The revised release of Italian GDP data for the first quarter of 2024, which now includes the demand breakdown, helps shed some light on growth developments for the rest of 2024.

Demand breakdown reveals that inventories acted heavily as a drag. The 0.3% quarterly GDP gain was the result of a 0.7% contribution of net exports (due to weak imports, rather than strong exports) and of a negative 0.4% contribution from domestic demand gross of inventories.


When the preliminary data was released, ING had suspected that inventories might have played a big role; today's data shows that this indeed was the case. Inventory changes subtracted 0.7% from quarterly growth, more than compensating for the 0.2% push from private consumption and the 0.1% from private investment.

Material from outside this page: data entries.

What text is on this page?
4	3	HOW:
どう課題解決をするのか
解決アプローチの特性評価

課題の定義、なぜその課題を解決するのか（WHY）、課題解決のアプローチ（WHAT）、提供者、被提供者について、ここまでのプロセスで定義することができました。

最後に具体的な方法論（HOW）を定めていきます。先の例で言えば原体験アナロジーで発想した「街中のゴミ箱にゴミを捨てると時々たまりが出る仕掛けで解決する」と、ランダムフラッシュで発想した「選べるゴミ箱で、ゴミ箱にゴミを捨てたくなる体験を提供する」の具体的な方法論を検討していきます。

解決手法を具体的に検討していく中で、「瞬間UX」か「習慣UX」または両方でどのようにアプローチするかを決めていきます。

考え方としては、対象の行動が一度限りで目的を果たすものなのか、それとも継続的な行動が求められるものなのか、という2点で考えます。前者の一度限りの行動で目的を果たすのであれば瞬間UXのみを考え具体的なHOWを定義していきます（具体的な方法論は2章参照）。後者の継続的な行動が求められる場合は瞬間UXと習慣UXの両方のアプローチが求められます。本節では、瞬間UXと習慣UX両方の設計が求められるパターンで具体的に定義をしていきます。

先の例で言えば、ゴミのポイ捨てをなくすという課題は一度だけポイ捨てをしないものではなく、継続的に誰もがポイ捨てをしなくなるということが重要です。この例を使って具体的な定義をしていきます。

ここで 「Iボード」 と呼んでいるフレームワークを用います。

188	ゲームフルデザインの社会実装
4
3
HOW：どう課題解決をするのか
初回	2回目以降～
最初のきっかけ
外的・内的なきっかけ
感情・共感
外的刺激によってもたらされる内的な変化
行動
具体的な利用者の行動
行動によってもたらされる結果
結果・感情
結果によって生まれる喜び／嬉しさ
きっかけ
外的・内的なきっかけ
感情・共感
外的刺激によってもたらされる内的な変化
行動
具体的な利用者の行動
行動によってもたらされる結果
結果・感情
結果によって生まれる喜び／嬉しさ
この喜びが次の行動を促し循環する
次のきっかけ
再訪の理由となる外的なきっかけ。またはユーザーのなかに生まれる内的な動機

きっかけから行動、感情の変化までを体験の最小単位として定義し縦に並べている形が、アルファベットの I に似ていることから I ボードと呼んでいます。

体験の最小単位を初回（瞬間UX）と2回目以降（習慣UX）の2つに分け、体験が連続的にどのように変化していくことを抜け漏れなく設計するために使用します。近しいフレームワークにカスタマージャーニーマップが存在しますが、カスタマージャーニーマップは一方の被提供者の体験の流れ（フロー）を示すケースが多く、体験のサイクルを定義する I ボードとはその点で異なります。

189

Private consumption pattern seems to be changing. After the sharp 0.8% growth drag from private consumption in the fourth quarter of 2023, a decent rebound was in the cards given the positive developments in disposable incomes. Here, a re-composition in the consumption pattern seems to be in the making, out of services and into non-durable goods.

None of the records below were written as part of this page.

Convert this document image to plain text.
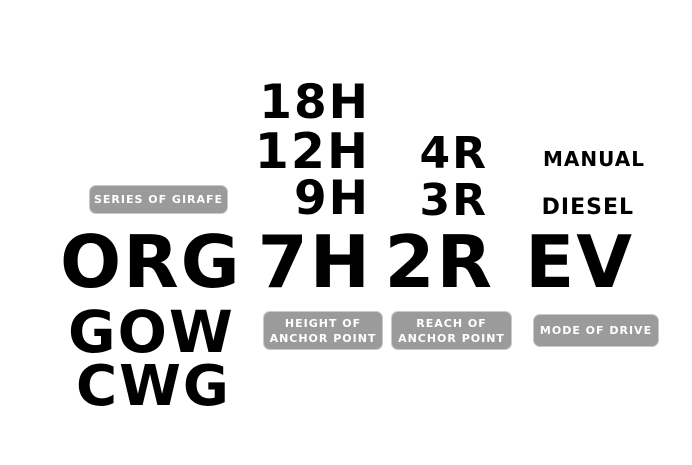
SERIES OF GIRAFE
ORG
GOW
CWG
18H
12H
9H
7H
HEIGHT OF
ANCHOR POINT
4R
3R
2R
REACH OF
ANCHOR POINT
MANUAL
DIESEL
EV
MODE OF DRIVE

Growth looks set to continue, with upside risks linked to the inventory cycle. Looking ahead, also on the back of available qualitative data evidence for April and May, experts expect the ongoing GDP growth to continue in the second quarter, possibly at a slightly softer pace – analysts are now pencilling in a 0.2% GDP gain on the quarter, but see upward risks. In the second quarter, the drag of the dwelling construction component as the end of the 'superbonus' will be increasingly biting.

But private consumption should continue expanding, still supported by a very resilient labour market (unemployment in April at 6.9%, the lowest level since the third quarter of 2008) and subdued inflation (stuck at 0.8% in May). Upside risks rest on the possible normalisation of the inventory cycle which, by itself, would remove part of the strong drag seen in today's data.